Réfugiés rwandais en Suisse: la porte de l’asile se referme
La Suisse change de politique à l’égard des réfugiés rwandais. Ceux dont la demande d’asile avait été refusée bénéficiaient jusqu’ici d’un accueil provisoire. Cette pratique est désormais abandonnée, mais les 160 dossiers seront réexaminés un à un.
La Suisse change de politique à l’égard des réfugiés rwandais. Ceux dont la demande d’asile avait été refusée bénéficiaient jusqu’ici d’un accueil provisoire. Cette pratique est désormais abandonnée, mais les 160 dossiers seront réexaminés un à un.
Depuis 1994, année du génocide qui au Rwanda a causé la mort de plusieurs centaines de milliers de personnes et envoyé en exil des centaines de milliers d’autres, quelque 500 Rwandais ont demandé l’asile en Suisse. Un quart d’entre eux environ l’ont obtenu.

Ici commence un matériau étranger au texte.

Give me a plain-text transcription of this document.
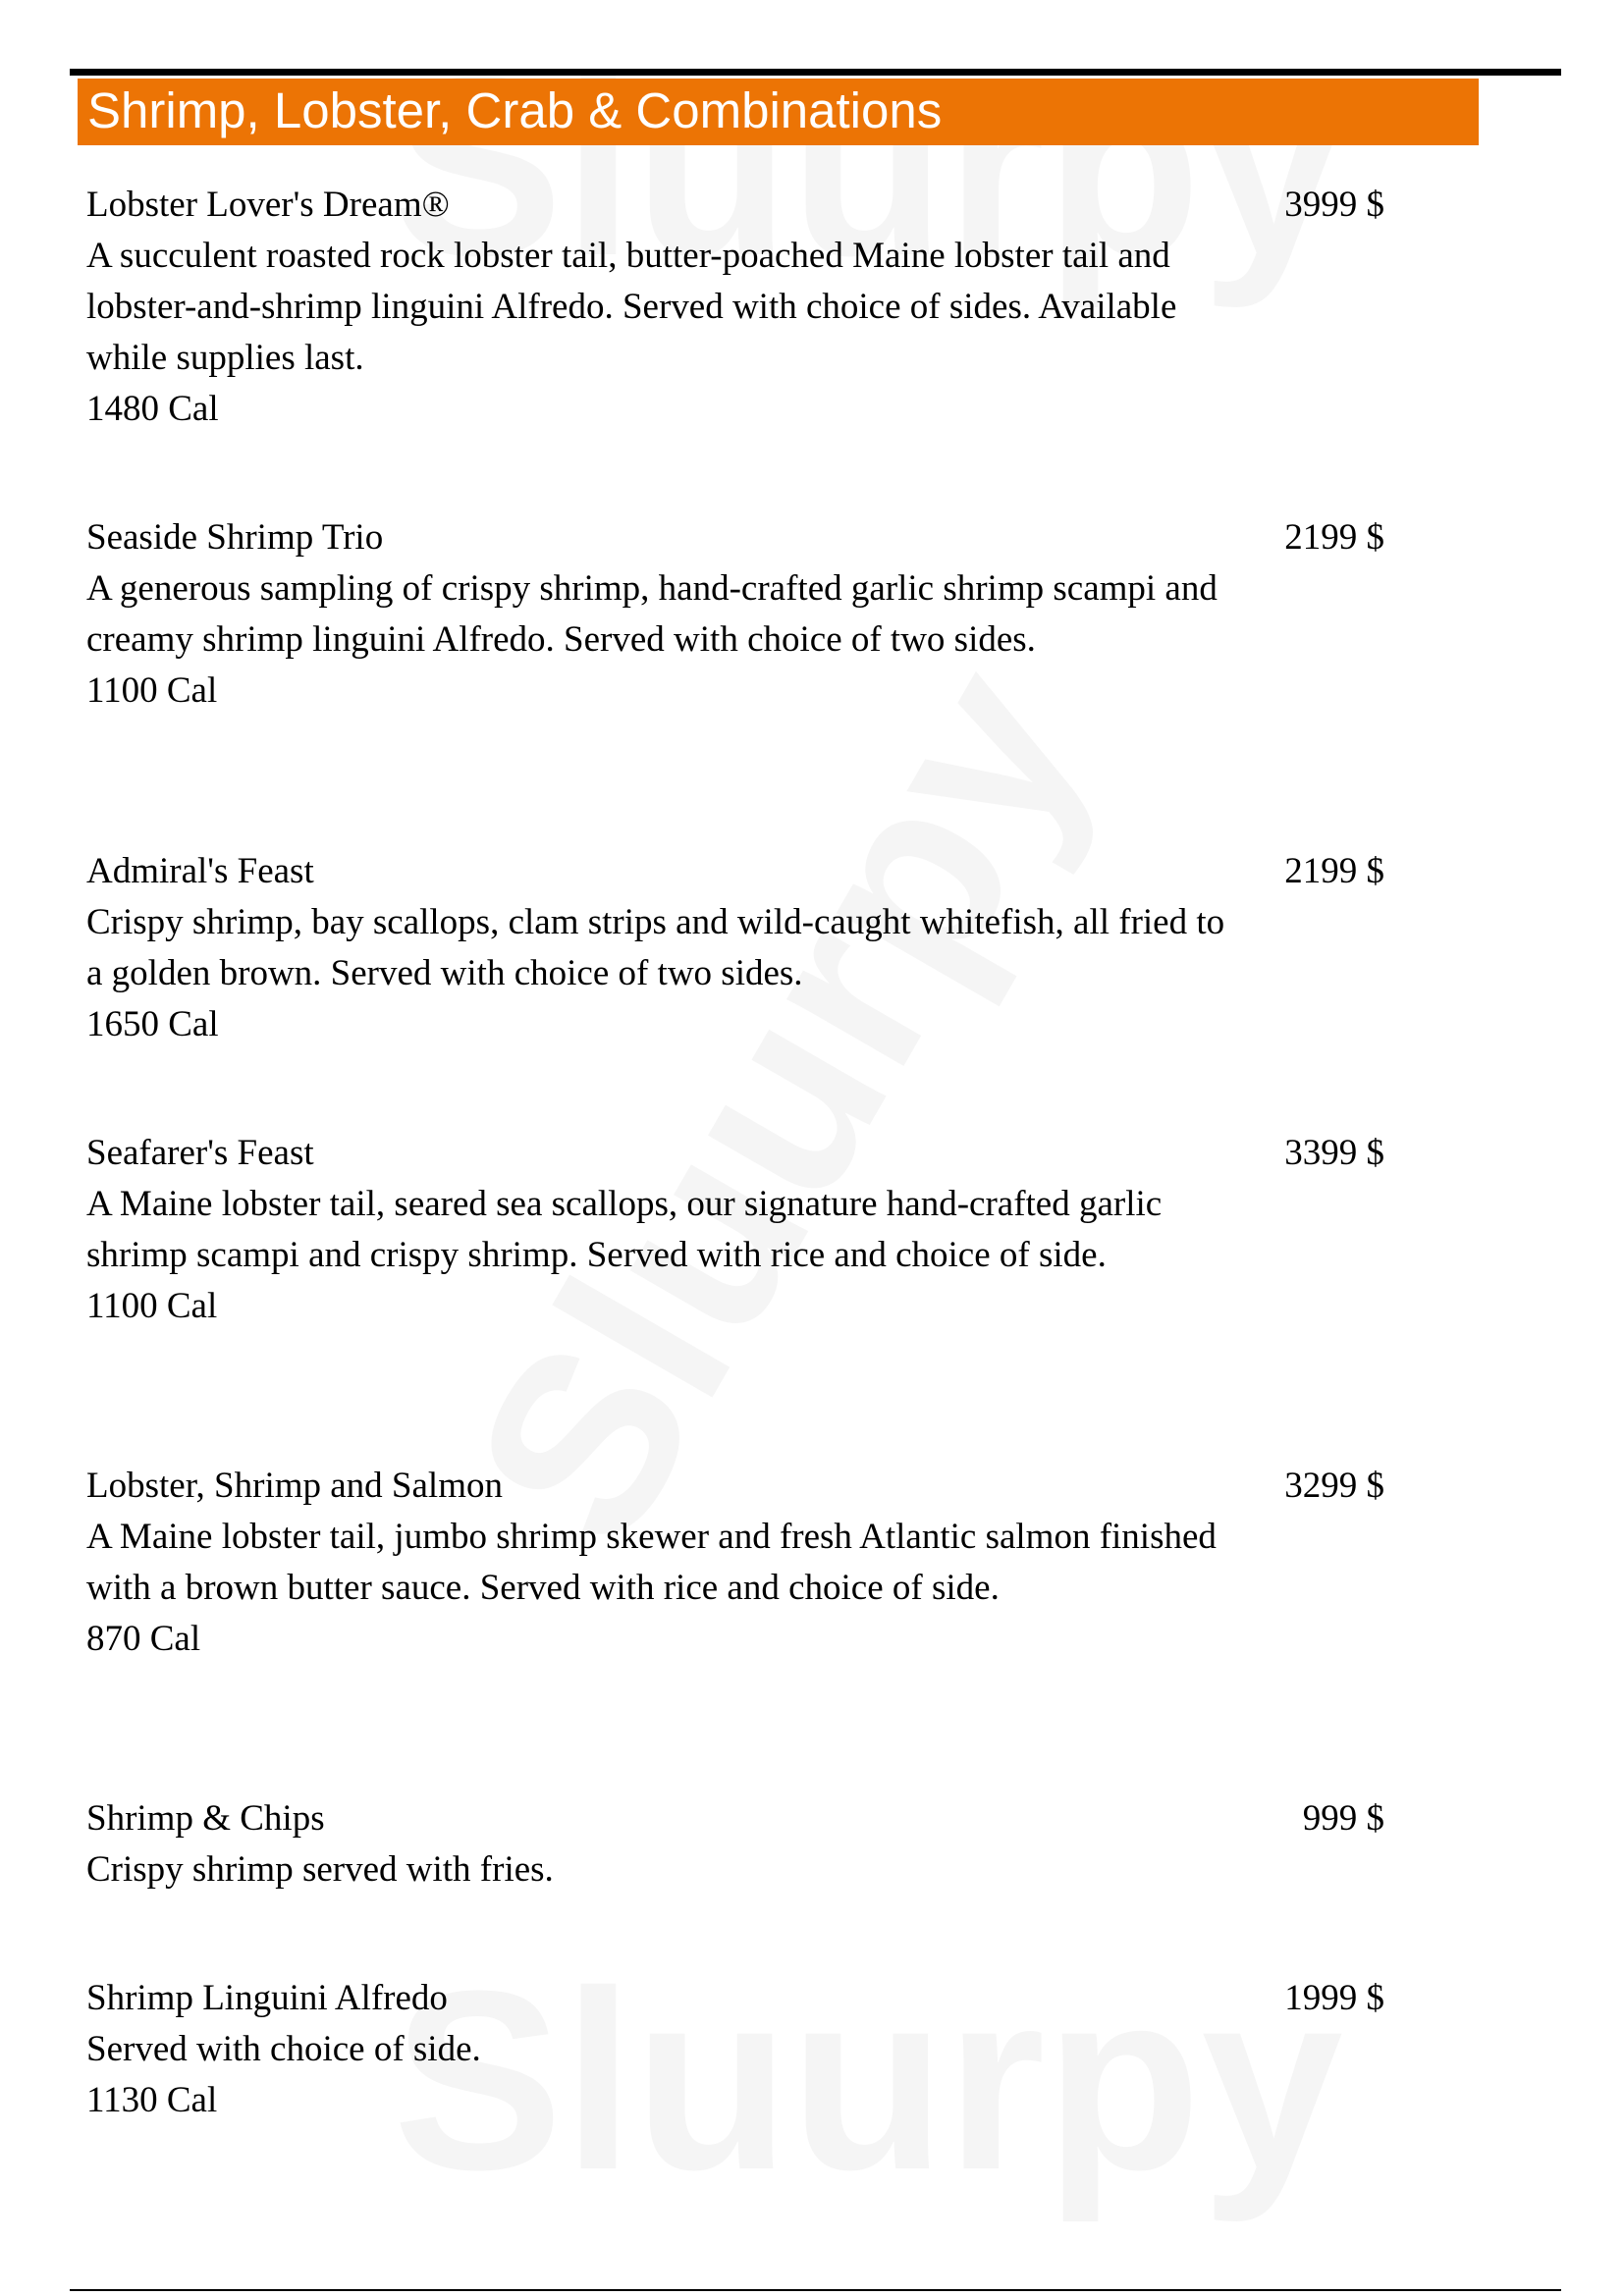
Shrimp, Lobster, Crab & Combinations
Lobster Lover's Dream®
A succulent roasted rock lobster tail, butter-poached Maine lobster tail and lobster-and-shrimp linguini Alfredo. Served with choice of sides. Available while supplies last.
1480 Cal
3999 $
Seaside Shrimp Trio
A generous sampling of crispy shrimp, hand-crafted garlic shrimp scampi and creamy shrimp linguini Alfredo. Served with choice of two sides.
1100 Cal
2199 $
Admiral's Feast
Crispy shrimp, bay scallops, clam strips and wild-caught whitefish, all fried to a golden brown. Served with choice of two sides.
1650 Cal
2199 $
Seafarer's Feast
A Maine lobster tail, seared sea scallops, our signature hand-crafted garlic shrimp scampi and crispy shrimp. Served with rice and choice of side.
1100 Cal
3399 $
Lobster, Shrimp and Salmon
A Maine lobster tail, jumbo shrimp skewer and fresh Atlantic salmon finished with a brown butter sauce. Served with rice and choice of side.
870 Cal
3299 $
Shrimp & Chips
Crispy shrimp served with fries.
999 $
Shrimp Linguini Alfredo
Served with choice of side.
1130 Cal
1999 $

Mais comme la situation intérieure au Rwanda ne permettait pas d’envisager raisonnablement que les autres puissent s’en retourner chez eux sans danger, on s’est montré compréhensif et les requérants déboutés ont bénéficié d’une autorisation de séjour provisoire.
Entre temps l’Office fédéral des réfugiés (ODR) a refait un état des lieux de ce pays de l’Afrique des Grands Lacs. Il en a conclu que cette pratique d’exception pouvait être aujourd’hui abandonnée. L’an dernier, quelque 30’000 Rwandais ont regagné leur terre natale. Ils ont certes été contrôlés par les services d’immigration, mais, précise l’ODR, «aucune organisation humanitaire n’a relevé d’abus dans le cadre de ces interrogatoires de routine». La Suisse estime donc que les conditions cadres de retour au Rwanda sont désormais remplies, au plan administratif et sécuritaire comme au plan de la réinsertion économique et sociale.
Cette décision concerne directement quelque 160 personnes, dont un nombre important d’anciens étudiants qui avaient demandé l’asile au moment où leur autorisation de séjour pour études arrivait à échéance. Dans un premier temps, chacun de ces cas sera réexaminé de manière individuelle. Il ne s’agit donc pas, selon l’ODR, d’une décision de renvoi collectif semblable à celle qui a été appliquée à bon nombre de réfugiés kosovars: ils avaient été hébergés, eux, ensemble et provisoirement. Dans un second temps, la Suisse s’assurera que ces personnes n’encourent pas de risques personnels en regagnant le Rwanda.
Plusieurs pays occidentaux – l’Allemagne et les États-Unis notamment – ont déjà depuis plusieurs mois révisé leurs pratiques dans le même sens. En Belgique et en France par contre, où le nombre de réfugiés rwandais était plus conséquent, le taux d’acceptation des demandes d’asile semble deux ou trois fois plus élevé qu’en Suisse. A l’ODR, on l’explique par les raisons historiques, lointaines ou récentes, qui lient ces deux pays au Rwanda.